Back and Forth over Palin Continues

The release of several new books on the 2008 campaign has reignited the war of words regarding the failed McCain-Palin campaign. The latest involved the assertion, in the recent "60 Minutes" interview with McCain campaign head Steve Schmidt, that Governor Palin had told staffers that she believed her nomination was part of God's plan. In an unprecedented move, the Almighty authorized sources to speak on his behalf to deny direct involvement in her selection. "Frankly, He was as shocked as anyone by her selection. He had never even heard of her," said an archangel speaking under a request of anonymity out of fear of retribution by Palin supporters.
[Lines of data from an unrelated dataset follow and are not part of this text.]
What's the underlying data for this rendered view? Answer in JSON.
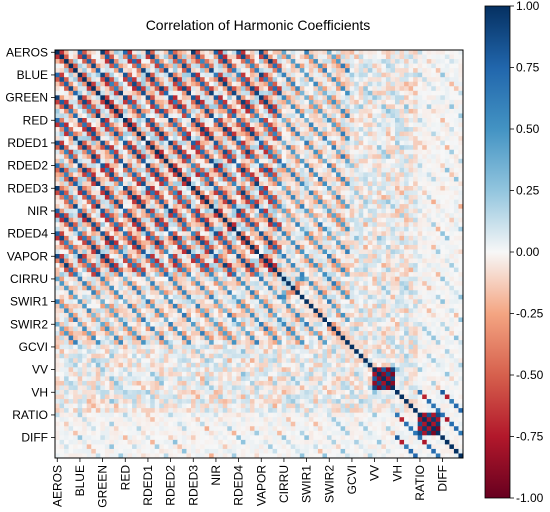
{
  "chart_data": {
    "type": "heatmap",
    "title": "Correlation of Harmonic Coefficients",
    "xlabel": "",
    "ylabel": "",
    "bands": [
      "AEROS",
      "BLUE",
      "GREEN",
      "RED",
      "RDED1",
      "RDED2",
      "RDED3",
      "NIR",
      "RDED4",
      "VAPOR",
      "CIRRU",
      "SWIR1",
      "SWIR2",
      "GCVI",
      "VV",
      "VH",
      "RATIO",
      "DIFF"
    ],
    "coefficients_per_band": 5,
    "matrix_size": 90,
    "x_tick_labels": [
      "AEROS",
      "BLUE",
      "GREEN",
      "RED",
      "RDED1",
      "RDED2",
      "RDED3",
      "NIR",
      "RDED4",
      "VAPOR",
      "CIRRU",
      "SWIR1",
      "SWIR2",
      "GCVI",
      "VV",
      "VH",
      "RATIO",
      "DIFF"
    ],
    "y_tick_labels": [
      "AEROS",
      "BLUE",
      "GREEN",
      "RED",
      "RDED1",
      "RDED2",
      "RDED3",
      "NIR",
      "RDED4",
      "VAPOR",
      "CIRRU",
      "SWIR1",
      "SWIR2",
      "GCVI",
      "VV",
      "VH",
      "RATIO",
      "DIFF"
    ],
    "diagonal_value": 1.0,
    "value_range": [
      -1.0,
      1.0
    ],
    "colormap": "RdBu",
    "colors": {
      "neg": "#67001f",
      "zero": "#f7f7f7",
      "pos": "#053061"
    },
    "colorbar": {
      "ticks": [
        1.0,
        0.75,
        0.5,
        0.25,
        0.0,
        -0.25,
        -0.5,
        -0.75,
        -1.0
      ],
      "tick_labels": [
        "1.00",
        "0.75",
        "0.50",
        "0.25",
        "0.00",
        "-0.25",
        "-0.50",
        "-0.75",
        "-1.00"
      ],
      "placement": "right"
    },
    "grid": false
  }
}
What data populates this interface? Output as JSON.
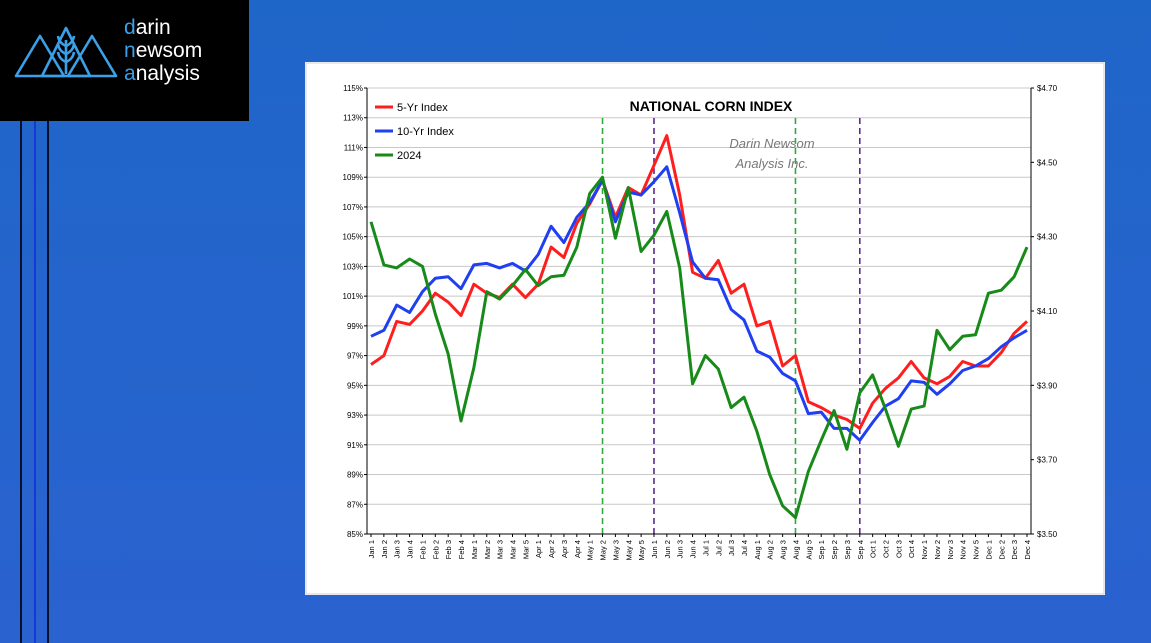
{
  "logo": {
    "line1_first": "d",
    "line1_rest": "arin",
    "line2_first": "n",
    "line2_rest": "ewsom",
    "line3_first": "a",
    "line3_rest": "nalysis",
    "mark_icon": "mountain-wheat-icon"
  },
  "colors": {
    "background": "#2463cb",
    "five_yr": "#ff1e1e",
    "ten_yr": "#1f3ff0",
    "y2024": "#178a1a",
    "green_marker": "#2eaa3a",
    "purple_marker": "#5b2a8e",
    "accent": "#3aa0e8"
  },
  "chart_data": {
    "type": "line",
    "title": "NATIONAL CORN INDEX",
    "watermark": [
      "Darin Newsom",
      "Analysis Inc."
    ],
    "categories": [
      "Jan 1",
      "Jan 2",
      "Jan 3",
      "Jan 4",
      "Feb 1",
      "Feb 2",
      "Feb 3",
      "Feb 4",
      "Mar 1",
      "Mar 2",
      "Mar 3",
      "Mar 4",
      "Mar 5",
      "Apr 1",
      "Apr 2",
      "Apr 3",
      "Apr 4",
      "May 1",
      "May 2",
      "May 3",
      "May 4",
      "May 5",
      "Jun 1",
      "Jun 2",
      "Jun 3",
      "Jun 4",
      "Jul 1",
      "Jul 2",
      "Jul 3",
      "Jul 4",
      "Aug 1",
      "Aug 2",
      "Aug 3",
      "Aug 4",
      "Aug 5",
      "Sep 1",
      "Sep 2",
      "Sep 3",
      "Sep 4",
      "Oct 1",
      "Oct 2",
      "Oct 3",
      "Oct 4",
      "Nov 1",
      "Nov 2",
      "Nov 3",
      "Nov 4",
      "Nov 5",
      "Dec 1",
      "Dec 2",
      "Dec 3",
      "Dec 4"
    ],
    "left_axis": {
      "min": 85,
      "max": 115,
      "step": 2,
      "unit": "%"
    },
    "right_axis": {
      "min": 3.5,
      "max": 4.7,
      "ticks": [
        "$3.50",
        "$3.70",
        "$3.90",
        "$4.10",
        "$4.30",
        "$4.50",
        "$4.70"
      ]
    },
    "grid": true,
    "legend_position": "top-left",
    "series": [
      {
        "name": "5-Yr Index",
        "axis": "left",
        "color": "#ff1e1e",
        "values": [
          96.4,
          97.0,
          99.3,
          99.1,
          100.0,
          101.2,
          100.6,
          99.7,
          101.8,
          101.2,
          100.9,
          101.8,
          100.9,
          101.8,
          104.3,
          103.6,
          105.9,
          107.2,
          108.8,
          106.3,
          108.3,
          107.8,
          109.8,
          111.8,
          107.8,
          102.6,
          102.2,
          103.4,
          101.2,
          101.8,
          99.0,
          99.3,
          96.3,
          97.0,
          93.9,
          93.5,
          93.0,
          92.7,
          92.1,
          93.8,
          94.8,
          95.5,
          96.6,
          95.5,
          95.1,
          95.6,
          96.6,
          96.3,
          96.3,
          97.2,
          98.5,
          99.3
        ]
      },
      {
        "name": "10-Yr Index",
        "axis": "left",
        "color": "#1f3ff0",
        "values": [
          98.3,
          98.7,
          100.4,
          99.9,
          101.3,
          102.2,
          102.3,
          101.5,
          103.1,
          103.2,
          102.9,
          103.2,
          102.7,
          103.8,
          105.7,
          104.6,
          106.3,
          107.3,
          108.8,
          106.0,
          108.0,
          107.8,
          108.7,
          109.7,
          106.6,
          103.3,
          102.2,
          102.1,
          100.1,
          99.4,
          97.3,
          96.9,
          95.8,
          95.3,
          93.1,
          93.2,
          92.1,
          92.1,
          91.3,
          92.5,
          93.6,
          94.1,
          95.3,
          95.2,
          94.4,
          95.1,
          96.0,
          96.3,
          96.8,
          97.6,
          98.2,
          98.7
        ]
      },
      {
        "name": "2024",
        "axis": "left",
        "color": "#178a1a",
        "values": [
          106.0,
          103.1,
          102.9,
          103.5,
          103.0,
          99.8,
          97.1,
          92.6,
          96.2,
          101.3,
          100.8,
          101.7,
          102.8,
          101.7,
          102.3,
          102.4,
          104.3,
          107.9,
          109.0,
          104.9,
          108.3,
          104.0,
          105.1,
          106.7,
          102.9,
          95.1,
          97.0,
          96.1,
          93.5,
          94.2,
          91.9,
          89.0,
          86.9,
          86.1,
          89.2,
          91.3,
          93.3,
          90.7,
          94.5,
          95.7,
          93.4,
          90.9,
          93.4,
          93.6,
          98.7,
          97.4,
          98.3,
          98.4,
          101.2,
          101.4,
          102.3,
          104.3
        ]
      }
    ],
    "markers": [
      {
        "category": "May 2",
        "style": "dashed",
        "color": "#2eaa3a"
      },
      {
        "category": "Jun 1",
        "style": "dashed",
        "color": "#5b2a8e"
      },
      {
        "category": "Aug 4",
        "style": "dashed",
        "color": "#2eaa3a"
      },
      {
        "category": "Sep 4",
        "style": "dashed",
        "color": "#5b2a8e"
      }
    ]
  }
}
It actually turns out that a benign Heavenly mix-up may have been behind the selection of the then-Alaska Governor. "Look, to be honest, the job of managing the Republican campaigns was given to one of our demoted archangels. Ever since the Republicans tried to screw up God's plans for Terri Schiavo, the Almighty has viewed that assignment as a way to punish under-performing staff - kind of like getting placed on the Kyrgyzstan desk at the State Department," said the source. "And the angel remembered "popular Governor", "snowmobiling", "problem solver" and somehow confused Palin with Pawlenty. Believe me, we were all pretty red-faced." According to the source, the decision of the Almighty to go on record was furthered by His annoyance at Palin's recent statements that she might re-enter politics if God "showed her the open door" someday. "Look, he's the Almighty, not some two-bit bellhop in a uniform. He is out there smiting His enemies, not managing the careers of second-rate political pundits. " In an unrelated vein, the Archangel mentioned "the Almighty really wishes Pat Robertson would shut his pie-hole. He would have shut Pat up Himself, if you know what I mean, but He is still in tense negotiations with Lucifer about who would have to take Pat when he dies."